A particularly unusual building in Odiham is the Pest House. Originally known as the Plague House, it is one of only five surviving Pest Houses, or isolation houses, which were built to house people, both local and travellers, who were suffering from infectious diseases, such as the plague and smallpox. It was built in the 1620s and restored by the Odiham Society in 1981. It is now a Heritage Centre.
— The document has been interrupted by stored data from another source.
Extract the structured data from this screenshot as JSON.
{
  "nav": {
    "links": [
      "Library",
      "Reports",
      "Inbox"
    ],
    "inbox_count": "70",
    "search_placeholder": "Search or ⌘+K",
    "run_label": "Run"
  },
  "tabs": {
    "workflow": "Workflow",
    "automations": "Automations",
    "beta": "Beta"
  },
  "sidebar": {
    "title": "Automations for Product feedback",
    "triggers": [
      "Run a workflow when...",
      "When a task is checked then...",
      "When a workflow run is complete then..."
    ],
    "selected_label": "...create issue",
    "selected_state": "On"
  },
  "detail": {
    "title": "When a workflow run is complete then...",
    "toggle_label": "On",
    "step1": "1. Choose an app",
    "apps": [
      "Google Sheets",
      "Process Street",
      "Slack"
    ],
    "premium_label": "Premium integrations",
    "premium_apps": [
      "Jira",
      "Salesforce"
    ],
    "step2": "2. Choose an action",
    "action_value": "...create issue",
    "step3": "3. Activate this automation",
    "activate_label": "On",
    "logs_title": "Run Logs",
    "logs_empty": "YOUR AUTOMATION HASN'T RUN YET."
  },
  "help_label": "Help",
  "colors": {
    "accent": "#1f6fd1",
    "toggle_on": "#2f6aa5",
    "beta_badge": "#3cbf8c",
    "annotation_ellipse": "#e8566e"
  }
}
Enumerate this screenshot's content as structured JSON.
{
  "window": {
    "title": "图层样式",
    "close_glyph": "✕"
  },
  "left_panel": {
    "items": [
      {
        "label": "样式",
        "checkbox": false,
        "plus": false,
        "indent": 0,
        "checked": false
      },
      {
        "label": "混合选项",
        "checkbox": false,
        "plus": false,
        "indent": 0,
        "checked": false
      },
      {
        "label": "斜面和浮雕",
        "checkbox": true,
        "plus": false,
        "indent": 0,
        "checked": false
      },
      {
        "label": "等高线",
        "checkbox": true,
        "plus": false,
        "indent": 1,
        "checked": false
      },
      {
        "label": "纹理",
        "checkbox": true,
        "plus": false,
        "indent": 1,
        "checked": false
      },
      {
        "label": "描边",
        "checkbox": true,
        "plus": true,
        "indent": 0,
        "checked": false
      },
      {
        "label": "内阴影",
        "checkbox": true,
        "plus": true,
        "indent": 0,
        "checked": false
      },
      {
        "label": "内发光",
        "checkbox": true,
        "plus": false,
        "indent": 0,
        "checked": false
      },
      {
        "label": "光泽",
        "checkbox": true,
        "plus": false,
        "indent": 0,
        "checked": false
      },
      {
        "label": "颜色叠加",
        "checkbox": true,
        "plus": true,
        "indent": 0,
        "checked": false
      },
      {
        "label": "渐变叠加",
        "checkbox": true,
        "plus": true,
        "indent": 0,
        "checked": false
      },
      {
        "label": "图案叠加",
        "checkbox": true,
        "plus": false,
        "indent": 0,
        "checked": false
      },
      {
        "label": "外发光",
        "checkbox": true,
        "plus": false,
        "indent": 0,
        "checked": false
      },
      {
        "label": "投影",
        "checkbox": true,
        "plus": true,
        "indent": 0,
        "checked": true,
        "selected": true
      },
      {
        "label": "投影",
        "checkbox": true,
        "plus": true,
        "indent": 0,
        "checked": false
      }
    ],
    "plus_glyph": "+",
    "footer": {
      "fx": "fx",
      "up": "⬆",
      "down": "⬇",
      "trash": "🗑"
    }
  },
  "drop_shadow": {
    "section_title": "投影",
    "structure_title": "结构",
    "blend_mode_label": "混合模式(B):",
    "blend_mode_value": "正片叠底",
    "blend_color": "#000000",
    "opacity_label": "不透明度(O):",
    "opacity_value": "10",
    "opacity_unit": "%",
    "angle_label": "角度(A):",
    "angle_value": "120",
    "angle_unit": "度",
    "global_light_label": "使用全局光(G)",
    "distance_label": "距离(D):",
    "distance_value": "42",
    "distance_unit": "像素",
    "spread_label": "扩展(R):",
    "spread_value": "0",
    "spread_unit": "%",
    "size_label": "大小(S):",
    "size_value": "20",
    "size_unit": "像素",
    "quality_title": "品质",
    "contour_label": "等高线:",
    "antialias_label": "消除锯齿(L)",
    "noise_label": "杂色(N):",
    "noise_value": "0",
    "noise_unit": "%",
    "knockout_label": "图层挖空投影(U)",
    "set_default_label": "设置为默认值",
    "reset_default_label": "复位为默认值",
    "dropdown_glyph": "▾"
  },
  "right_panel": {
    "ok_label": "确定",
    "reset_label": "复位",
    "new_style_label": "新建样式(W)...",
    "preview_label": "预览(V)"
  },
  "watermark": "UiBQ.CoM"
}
Our tour ended at the grade I listed All Saints Parish church. The Domesday Book shows that Odiham was a ‘minster’, a place that housed a group of priests who ministered for churches in the local area, although none of these Saxon churches has survived. The present church, which is Grade I listed, dates from the early 13th century. Derek drew attention to the Church’s outstanding external feature: the brick tower built after 1647 to replace the earlier tower which had collapsed. The south arcade in the nave was damaged by the collapse and was also rebuilt. Other changes included the removal of the rood screen, the wall paintings, and the stained glass, following the Reformation, and the provision of an impressive pulpit in 1634 and of box pews, reflecting the importance of preaching in church services. In the late nineteenth century, there were further major changes influenced by the Oxford Movement, including the removal of the box pews and the re-introduction of stained glass. To Derek’s disgust the rendering was also stripped from the external walls in the late nineteenth century revealing the flint and rubble. Further changes have taken places more recently with the nave floor being re-laid and the Victorian pews being replaced by moveable chairs. The church is now used for a variety of functions other than church services, including those aimed at attracting a wider spectrum of the local community and increasing church income.

Conclusion


This was a thoroughly enjoyable visit to a fascinating and, in many ways, unusual Hampshire town.